I have made my short term bearish case for the QQQs in the past two weekly reports. I think the US market is set-up for a crack. The bull market may not be over, as conditions allow for another run to higher highs after a shake-out, but for now we’re walking on eggshells.

First off, Rambus has made it clear that there is still no resolution in the QQQ. We have bounced off the NL of a potential H&S pattern therefore no sell signal from a price perspective has been triggered. As mentioned however, sometimes I get out a bit further on my skis and this is a case of this. So with a note of caution, I would like to show you what I am seeing.

Below we see a 4-year weekly view of the QQQ. It shows a powerful move upward where it underwent a mid-course triangle consolidation. The move was so powerful that we see how it morphed from a horizontal triangle into an ascending triangle. That was a big clue of what was to come.

After the breakout we see a mania-power-run leaving tiny volume-by-price bars in its trail. It went on to top (for now) at a weekly RSI of 81.06. This is simply extraordinary. We then put in a volume spike-outside reversal to the downside associated with an upside exhaustion. I mentioned earlier that this has not occurred since March 2000 at the peak of THAT mania. So I see the potential for a downside crack in the market right here. Call it the shakeout before the breakout.

QQQ Weekly 2013-2017

Let’s dive in a little deeper and examine the internals which show what I am seeing. Below is how I interpret the price action. It’s all pretty classic and consistent with bounce dynamics. We see bearish rising wedges all over. In the RSI and price action it looks like a dead cat bounce (DCB). Volume decay supports this view as there is no longer enough interest to support a higher move to a new high for now. If the NL is broken we see a MM down to 131.5. All pretty vanilla standard interpretation.

QQQ 2-Hour Chart

On Balance Volume

So now let’s give a bit more deeper insight: Volume analysis. Joe Granville, the great one, gave us his on balance volume (OBV). He had an epiphany and saw it one day as a valuable way to view volume accumulated. In a similar fashion Dick Arms one day walked into the stock exchange, looked at the board and it struck him…the “Arm’s Index” was created. (look it up). It just hit him.

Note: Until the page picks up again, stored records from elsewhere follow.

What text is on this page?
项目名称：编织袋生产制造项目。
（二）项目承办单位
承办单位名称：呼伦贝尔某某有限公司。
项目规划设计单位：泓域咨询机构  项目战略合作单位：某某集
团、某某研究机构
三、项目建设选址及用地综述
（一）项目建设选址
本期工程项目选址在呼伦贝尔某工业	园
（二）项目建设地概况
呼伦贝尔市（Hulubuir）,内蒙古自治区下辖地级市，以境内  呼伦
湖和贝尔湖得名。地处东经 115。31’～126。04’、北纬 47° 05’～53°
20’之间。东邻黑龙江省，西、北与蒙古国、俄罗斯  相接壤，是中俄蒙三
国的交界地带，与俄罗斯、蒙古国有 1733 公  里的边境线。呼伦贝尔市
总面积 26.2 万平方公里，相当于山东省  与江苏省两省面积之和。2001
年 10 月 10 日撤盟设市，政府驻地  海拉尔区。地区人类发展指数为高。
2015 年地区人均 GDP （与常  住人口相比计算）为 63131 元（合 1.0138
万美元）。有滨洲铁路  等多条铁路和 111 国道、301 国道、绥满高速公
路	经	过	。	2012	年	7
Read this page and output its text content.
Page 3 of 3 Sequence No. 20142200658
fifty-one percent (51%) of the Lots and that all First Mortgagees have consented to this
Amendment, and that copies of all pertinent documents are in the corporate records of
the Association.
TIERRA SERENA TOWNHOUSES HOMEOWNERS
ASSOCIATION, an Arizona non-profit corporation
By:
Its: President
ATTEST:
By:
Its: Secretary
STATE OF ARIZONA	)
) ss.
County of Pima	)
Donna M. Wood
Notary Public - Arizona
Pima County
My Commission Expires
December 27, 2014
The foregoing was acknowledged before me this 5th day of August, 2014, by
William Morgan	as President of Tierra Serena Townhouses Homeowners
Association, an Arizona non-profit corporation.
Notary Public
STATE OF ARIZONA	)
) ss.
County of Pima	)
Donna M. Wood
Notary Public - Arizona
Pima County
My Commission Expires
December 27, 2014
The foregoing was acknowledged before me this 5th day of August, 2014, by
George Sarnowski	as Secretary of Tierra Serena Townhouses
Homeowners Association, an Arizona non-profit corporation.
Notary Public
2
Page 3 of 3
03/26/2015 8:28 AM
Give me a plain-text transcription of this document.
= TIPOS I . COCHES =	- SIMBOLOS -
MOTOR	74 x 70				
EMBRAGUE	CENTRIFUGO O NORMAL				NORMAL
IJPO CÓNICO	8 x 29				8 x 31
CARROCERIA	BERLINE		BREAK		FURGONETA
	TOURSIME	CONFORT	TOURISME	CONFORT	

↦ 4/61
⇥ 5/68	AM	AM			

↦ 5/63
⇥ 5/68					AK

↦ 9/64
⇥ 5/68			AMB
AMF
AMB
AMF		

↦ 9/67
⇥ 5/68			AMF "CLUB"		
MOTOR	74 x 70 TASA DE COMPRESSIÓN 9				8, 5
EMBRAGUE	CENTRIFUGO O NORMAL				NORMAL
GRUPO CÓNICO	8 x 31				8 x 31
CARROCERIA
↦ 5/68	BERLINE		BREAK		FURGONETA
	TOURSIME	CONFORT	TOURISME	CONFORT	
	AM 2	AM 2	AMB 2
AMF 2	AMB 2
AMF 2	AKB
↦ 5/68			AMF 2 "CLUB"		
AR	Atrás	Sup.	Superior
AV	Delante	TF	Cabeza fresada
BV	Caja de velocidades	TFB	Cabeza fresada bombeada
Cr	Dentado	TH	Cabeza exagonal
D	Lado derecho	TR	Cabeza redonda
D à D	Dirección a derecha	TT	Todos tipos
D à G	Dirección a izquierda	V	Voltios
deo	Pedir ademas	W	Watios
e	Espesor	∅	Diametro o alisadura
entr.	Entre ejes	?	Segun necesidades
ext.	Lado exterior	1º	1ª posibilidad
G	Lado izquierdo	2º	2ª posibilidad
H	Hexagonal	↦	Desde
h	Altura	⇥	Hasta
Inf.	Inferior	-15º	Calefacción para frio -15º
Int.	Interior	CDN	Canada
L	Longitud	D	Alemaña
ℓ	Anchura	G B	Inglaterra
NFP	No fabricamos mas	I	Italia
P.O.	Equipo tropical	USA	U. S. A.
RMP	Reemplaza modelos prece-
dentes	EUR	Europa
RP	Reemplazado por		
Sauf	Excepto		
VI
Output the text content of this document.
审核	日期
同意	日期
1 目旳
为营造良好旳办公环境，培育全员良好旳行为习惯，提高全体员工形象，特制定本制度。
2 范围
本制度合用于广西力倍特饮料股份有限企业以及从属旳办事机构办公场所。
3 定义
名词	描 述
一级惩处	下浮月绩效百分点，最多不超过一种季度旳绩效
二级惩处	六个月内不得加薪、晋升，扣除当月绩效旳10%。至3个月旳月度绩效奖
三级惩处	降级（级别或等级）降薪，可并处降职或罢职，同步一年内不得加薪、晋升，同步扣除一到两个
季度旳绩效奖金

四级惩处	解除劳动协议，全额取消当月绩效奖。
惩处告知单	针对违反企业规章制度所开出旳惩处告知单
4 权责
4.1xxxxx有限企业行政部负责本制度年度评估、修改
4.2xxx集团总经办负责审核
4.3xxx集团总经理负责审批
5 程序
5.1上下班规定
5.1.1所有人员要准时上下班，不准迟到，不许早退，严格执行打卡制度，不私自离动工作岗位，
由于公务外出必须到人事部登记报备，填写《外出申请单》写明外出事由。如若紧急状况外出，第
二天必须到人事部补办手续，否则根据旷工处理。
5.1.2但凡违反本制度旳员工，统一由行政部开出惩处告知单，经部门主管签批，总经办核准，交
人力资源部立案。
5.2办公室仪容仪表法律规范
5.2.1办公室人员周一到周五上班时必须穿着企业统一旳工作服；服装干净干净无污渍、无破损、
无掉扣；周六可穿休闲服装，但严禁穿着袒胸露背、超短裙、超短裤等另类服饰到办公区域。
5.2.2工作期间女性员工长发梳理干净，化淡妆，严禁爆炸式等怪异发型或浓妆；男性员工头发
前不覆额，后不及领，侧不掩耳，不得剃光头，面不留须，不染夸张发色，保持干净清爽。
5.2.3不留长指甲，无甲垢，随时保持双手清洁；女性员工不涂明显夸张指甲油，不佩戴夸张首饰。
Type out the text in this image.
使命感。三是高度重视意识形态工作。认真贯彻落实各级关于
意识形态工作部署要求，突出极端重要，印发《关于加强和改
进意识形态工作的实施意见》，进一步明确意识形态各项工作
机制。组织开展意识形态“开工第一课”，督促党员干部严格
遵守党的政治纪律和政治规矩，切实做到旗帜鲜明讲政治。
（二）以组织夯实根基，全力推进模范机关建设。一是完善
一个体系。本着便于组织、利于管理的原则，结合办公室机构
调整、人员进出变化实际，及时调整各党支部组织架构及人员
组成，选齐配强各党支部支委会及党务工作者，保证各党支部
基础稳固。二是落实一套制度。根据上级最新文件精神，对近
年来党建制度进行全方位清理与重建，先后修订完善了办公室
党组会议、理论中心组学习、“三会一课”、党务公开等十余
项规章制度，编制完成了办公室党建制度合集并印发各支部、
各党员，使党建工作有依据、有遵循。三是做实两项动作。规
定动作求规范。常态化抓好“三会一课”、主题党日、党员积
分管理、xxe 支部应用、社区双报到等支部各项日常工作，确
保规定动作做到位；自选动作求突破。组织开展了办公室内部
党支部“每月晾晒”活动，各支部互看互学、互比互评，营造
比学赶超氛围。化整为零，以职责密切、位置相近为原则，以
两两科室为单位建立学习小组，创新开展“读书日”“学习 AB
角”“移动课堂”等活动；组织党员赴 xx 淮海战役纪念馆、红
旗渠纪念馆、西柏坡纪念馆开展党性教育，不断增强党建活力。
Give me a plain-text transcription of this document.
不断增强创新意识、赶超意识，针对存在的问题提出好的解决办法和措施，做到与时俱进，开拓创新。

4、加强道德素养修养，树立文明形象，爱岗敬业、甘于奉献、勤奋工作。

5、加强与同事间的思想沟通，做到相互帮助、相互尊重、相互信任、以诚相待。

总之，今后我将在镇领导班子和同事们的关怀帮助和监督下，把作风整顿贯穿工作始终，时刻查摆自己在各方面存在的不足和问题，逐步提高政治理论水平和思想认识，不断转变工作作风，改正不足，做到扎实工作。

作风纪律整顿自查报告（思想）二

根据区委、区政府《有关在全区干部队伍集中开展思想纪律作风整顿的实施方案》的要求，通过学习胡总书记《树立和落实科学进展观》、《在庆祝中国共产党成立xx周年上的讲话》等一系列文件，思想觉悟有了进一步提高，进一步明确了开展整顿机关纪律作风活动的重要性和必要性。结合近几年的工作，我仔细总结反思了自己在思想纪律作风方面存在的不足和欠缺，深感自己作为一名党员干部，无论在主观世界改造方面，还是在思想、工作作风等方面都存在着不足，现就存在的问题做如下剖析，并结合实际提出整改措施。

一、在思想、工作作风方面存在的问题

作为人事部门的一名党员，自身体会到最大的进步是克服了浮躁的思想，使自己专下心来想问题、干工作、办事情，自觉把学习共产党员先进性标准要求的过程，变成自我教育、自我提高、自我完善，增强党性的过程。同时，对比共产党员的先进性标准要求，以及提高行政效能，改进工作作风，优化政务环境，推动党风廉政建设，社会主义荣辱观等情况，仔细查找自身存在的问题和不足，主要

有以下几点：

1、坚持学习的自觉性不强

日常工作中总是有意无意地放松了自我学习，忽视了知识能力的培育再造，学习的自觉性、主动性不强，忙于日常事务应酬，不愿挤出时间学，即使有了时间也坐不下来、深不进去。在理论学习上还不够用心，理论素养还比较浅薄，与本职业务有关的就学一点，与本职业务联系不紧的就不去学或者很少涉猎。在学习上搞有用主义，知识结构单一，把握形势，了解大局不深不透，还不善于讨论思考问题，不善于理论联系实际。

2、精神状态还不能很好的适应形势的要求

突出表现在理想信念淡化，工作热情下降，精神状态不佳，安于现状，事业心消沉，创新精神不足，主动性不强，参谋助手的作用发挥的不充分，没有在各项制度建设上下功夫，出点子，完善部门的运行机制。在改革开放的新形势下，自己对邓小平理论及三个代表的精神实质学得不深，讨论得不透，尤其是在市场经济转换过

So, OBV is a running summation of up minus down volume. A simple concept actually, easy to see how its a great measure of bull vs bear internal action. If the market is moving up it would make sense that there is more up vs down volume. If not, something is obviously wrong. Which by the way was another Granville truism: “What is obvious, is obviously wrong”

So here we see OBV with the red line over price. Talk about obvious… there is something wrong here. Price has risen on declining OBV. This is called a divergence. I would say its announcing this bounce is built on borrowed time:

QQQ Daily

Momentum

Let’s now get the “feel” of momentum. Step back a bit and look at this chart from a distance.

RSI is a level of overbought and oversold. It also expresses momentum. I have superimposed RSI on top of price to drive home my point.

Put yourself in a car riding up the price bars while observing the RSI peaks. Get the feel of how the movement upward is starting to feel exhausted. Note how the last peak just couldn’t get that RSI level up there anymore.

Furthermore, this recent dead cat bounce virtually just sat there. Now look down at the MACD histograms, they can’t even get above zero…Stochastics are substandard as well. This paints a confirming picture of exhaustion.

QQQ Daily

Mr. Fibonacci sez Prego….almost

We have virtually a perfect 61% retracement of the move down:

QQQ 2-Hour Chart

The Hindenburg Omen

The Hindenburg Omen (HO) does not mandate any specific outcome will happen, but its a statistical data point that gives us insight to a forward path. We just registered a confirming second HO this week. There has never been a crash without a HO.

Here are the statistics over the past 29 years after a confirmed HO:

  • 24%- Major Crash
  • 39% chance 10-15% decline
  • 54% chance 8-10% decline
  • 77% chance 5-8% decline
  • 92% chance 2-5% decline
  • 7% chance of a total miss

So I just wanted to present to you some analysis of these two markets. I certainly don’t “know” what happens next, but you should be familiar with these potential outcomes.